Canada’s Residential Real Estate Market Cools: What It Means for You

Jan 20, 2026

Canada’s Residential Real Estate Market Cools: What It Means for You
3 minutes read
Jan 20, 2026

The Canadian housing market, which was one of the hottest in the world, is showing solid signs of cooling. Bidding wars and record-breaking price hikes have been common across years, with buyers aggressively indulging in an insatiable demand in the market, but now the market is slowly stabilising. The changes are crucial to the buyer, seller, or investor. Why is the residential real estate market in Canada cooling off? Let us find out what it implies to you.

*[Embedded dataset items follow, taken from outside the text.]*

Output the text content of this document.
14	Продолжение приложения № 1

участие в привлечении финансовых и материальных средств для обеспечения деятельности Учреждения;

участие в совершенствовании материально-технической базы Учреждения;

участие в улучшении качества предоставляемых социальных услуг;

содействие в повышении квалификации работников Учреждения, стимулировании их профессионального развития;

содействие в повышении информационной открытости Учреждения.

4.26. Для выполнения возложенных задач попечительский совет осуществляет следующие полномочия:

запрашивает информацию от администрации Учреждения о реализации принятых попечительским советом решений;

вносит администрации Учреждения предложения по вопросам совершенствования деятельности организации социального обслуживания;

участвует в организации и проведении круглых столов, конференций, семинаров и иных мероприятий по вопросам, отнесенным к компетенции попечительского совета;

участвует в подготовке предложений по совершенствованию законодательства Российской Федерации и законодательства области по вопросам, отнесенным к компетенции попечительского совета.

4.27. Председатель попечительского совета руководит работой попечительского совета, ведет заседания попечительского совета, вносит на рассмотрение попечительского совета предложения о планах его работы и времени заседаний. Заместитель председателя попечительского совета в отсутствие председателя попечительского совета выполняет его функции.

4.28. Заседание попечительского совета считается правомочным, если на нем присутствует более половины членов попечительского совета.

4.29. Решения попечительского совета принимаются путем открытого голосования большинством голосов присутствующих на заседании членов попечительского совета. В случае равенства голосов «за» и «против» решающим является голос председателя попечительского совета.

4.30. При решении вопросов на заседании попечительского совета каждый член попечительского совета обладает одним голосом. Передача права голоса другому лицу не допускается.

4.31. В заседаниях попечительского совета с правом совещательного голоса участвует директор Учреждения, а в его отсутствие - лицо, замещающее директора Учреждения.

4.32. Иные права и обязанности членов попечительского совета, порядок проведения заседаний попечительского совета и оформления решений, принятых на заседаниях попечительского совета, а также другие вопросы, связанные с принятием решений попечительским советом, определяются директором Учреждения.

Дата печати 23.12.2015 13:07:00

Why Is the Market Cooling?

1. Higher Interest Rates

Over the last two years, the Bank of Canada has been increasing interest rates consistently to tackle the inflation rate. The affordability went down as the mortgage rates increased. Payments that individuals make every month towards the average home have risen tremendously, leaving a wide range of prospective customers out of the housing market.

2. Slower Demand

The increased cost of borrowing has seen a drop in the sales of homes within key markets such as Toronto, Vancouver, and Montreal. The Canadian Real Estate Association (CREA) reported that home sales in the country have declined by above 10 per cent in annual terms by mid-2025.

3. Growing Inventory

Increasing houses are flooding the market with sellers rushing to sell before the prices go down further. There are now more houses on the market than before in certain areas, which means more choices as well as less compulsion to offer a price higher than the asking price.

4. Stricter Lending Rules

Banks are more diligent in their efforts, and mortgage stress tests have been modified to ensure that buyers find it hard to access big loans. This is especially affecting first-time homebuyers and investors.

Key Market Trends

  • National Price Growth Has Flattened: The mean home prices are increasing at less than 3 per cent per year, which is very low compared to the spikes of previous years, which were into double digits.
  • Condo Markets Slowing: City condo prices are cooling off as a result of oversupply and the change of buyer preference, which favours more space in a more rural or suburban location.
  • Rural and Secondary Markets Stabilise: The increased demand in outline areas caused by the pandemic is becoming normal as work-at-home trends stabilise.

What It Means for Buyers

Good News:
  • More options and less competition.
  • More negotiating power.
  • Price corrections in hot markets.
Caution:
  • Higher rates mean you may qualify for a smaller loan.
  • Waiting could mean better deals, but not a market crash.
Tip:

Get pre-approved and focus on long-term value, not short-term market timing.

What It Means for Sellers

Challenges:
  • Fewer buyers and longer days on market.
  • Offers below the asking price will be the norm.
Opportunities:
  • If you’re moving to a lower-cost area, you can still come out ahead.
  • Selling a well-maintained home in a good neighbourhood can still attract serious buyers.
Tip:

Price competitively and be prepared to negotiate. Staging and presentation are more important than ever.

Conclusion

The downward trend of the residential real estate market in Canada promises an opportunity and a warning. Whatever you are aiming to do, whether to purchase your first home, to sell an existing property, or to invest in the future, in this changing environment, it will become vital that you remain informed and make data-driven decisions.

Whenever you are more interested in investing in real estate, consult a local expert in this field or a financial advisor regarding making an investment based on your requirements and what is going on in the market at that particular time.

About the Author

EstateAgentPower Editorial Team
EstateAgentPower Editorial Team

Our editorial team shares practical market insights, investment guidance, and property updates to help readers make confident decisions.